I think that that isn’t something that happens once. But consistently to have these critical kinds of conversation, and to also be aware of what’s happening socially, so that you’re in tune with ‘these are concerns, or these are topics that people are talking about. Are we contributing to the topic and making and trying to move it forward, or are we harming…?’
I think we need to continue to have these sorts of conversations and we need people to take them seriously and make serious choices around how we can do less harm. Because I think if you have a good intention, that shows and then you consistently iterate on that and get better either with the product itself or maybe with the next product, you get better. But if we don’t have these conversations because people are worried about doing something wrong, then we’re going to continue to do the same thing.
Laura: So I always like to ask this one: your crystal ball moment. What sorts of things are coming up in the next couple of years? Where do you think we’re going to go with EdTech? And also, how do you think we can really improve young people’s lives right now, looking towards the next year?
Amanda: Well, I guess if I want to think about what I would like to be different, like what would be a reimagining for me, for a year from now, what would I like to see? I would like to see that we’ve created policies that help support early childhood centers and programs, schools, and having access to quality materials and to broadband. And to not only think about urban communities, but to also remember to think about rural communities as well. And to also have materials in which people are culturally responsive – [to have] a lot of conversations about what is culturally responsive and how to create those sorts of learning environments.

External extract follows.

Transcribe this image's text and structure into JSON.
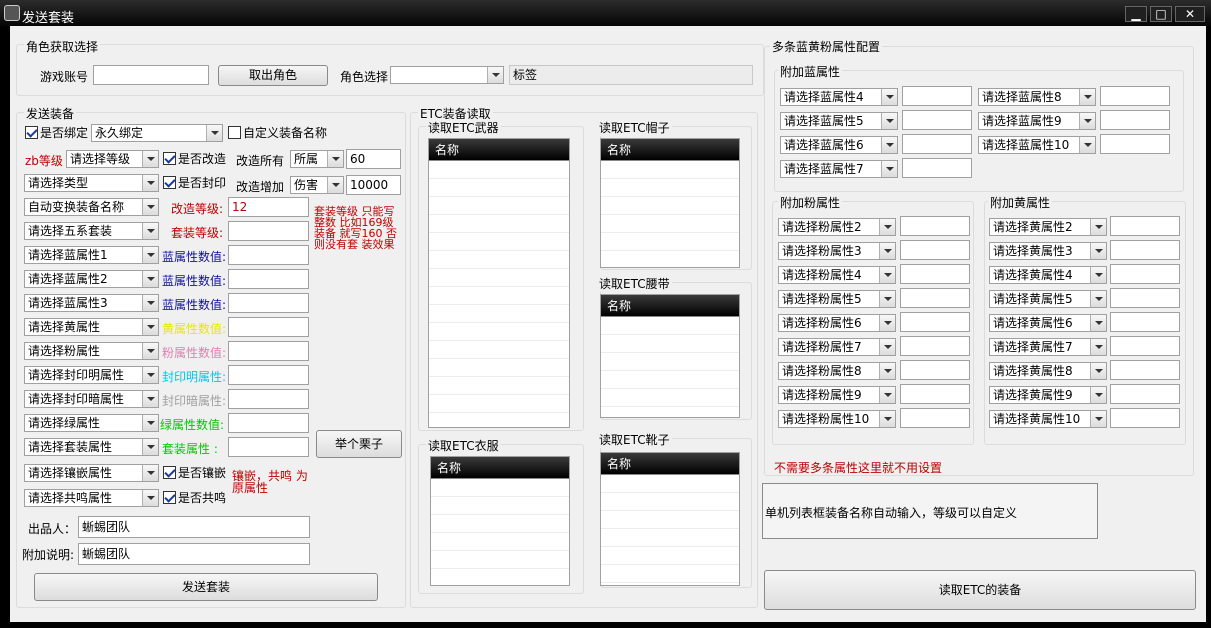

The other thing is we can revisit some of these pedagogies that look at technology or something like SAMR [the Substitution Augmentation Modification Redefinition Model] and then think about what does that mean when you’re applying something like Universal Design for Learning [UDL] and what does that look like with technology? I think maybe we can also learn about what types of assistive technologies are out there that have been working. Maybe those can also be modified and adopted. I think UDL is one approach that is not as common as it could be. And I think that that is something that speaks to me, even with my lens of Black feminism and child computer action, because it really centers it around the learner and how we create experiences that support different ways in which children and youth obtain information, relate to information, and express information.
Jordan: So if there was one thing you would say to parents and educators who feel uncertain about technology – what are the things they should pay attention to?
Amanda: I would say thinking about intentionality and thinking about the content itself. For families, I always ask them, what are your values? What is important to you? What do you want to pass on to the next generation? And how can you use digital materials to cultivate that?
So if your family really loves science and the solar system, use the tools that are available, whether it’s through public-funded institutions or maybe other sorts of resources to foster that. I think thinking about technology and media as another tool and another way in which you can have communication, learn about a specific area, and build a family connection and also learn historical and *her*storical information.
I would like to say that, yes, I have a Black feminist lens, but I do feel like sometimes the pedagogy of care and love— that really is the centering of a lot of the work that I do. It is really from a space of no matter who the children are, from whatever community they come from, I feel that children know when you are interested and when you care about them. And as an educator, as a researcher, as a family member, I feel that it’s important for me to always make children feel that I care about them and that they’re valuable. And that comes in so many different forms, depending on the child and depending on the family. And I feel like technology and media is another space where that has to be illustrated as well.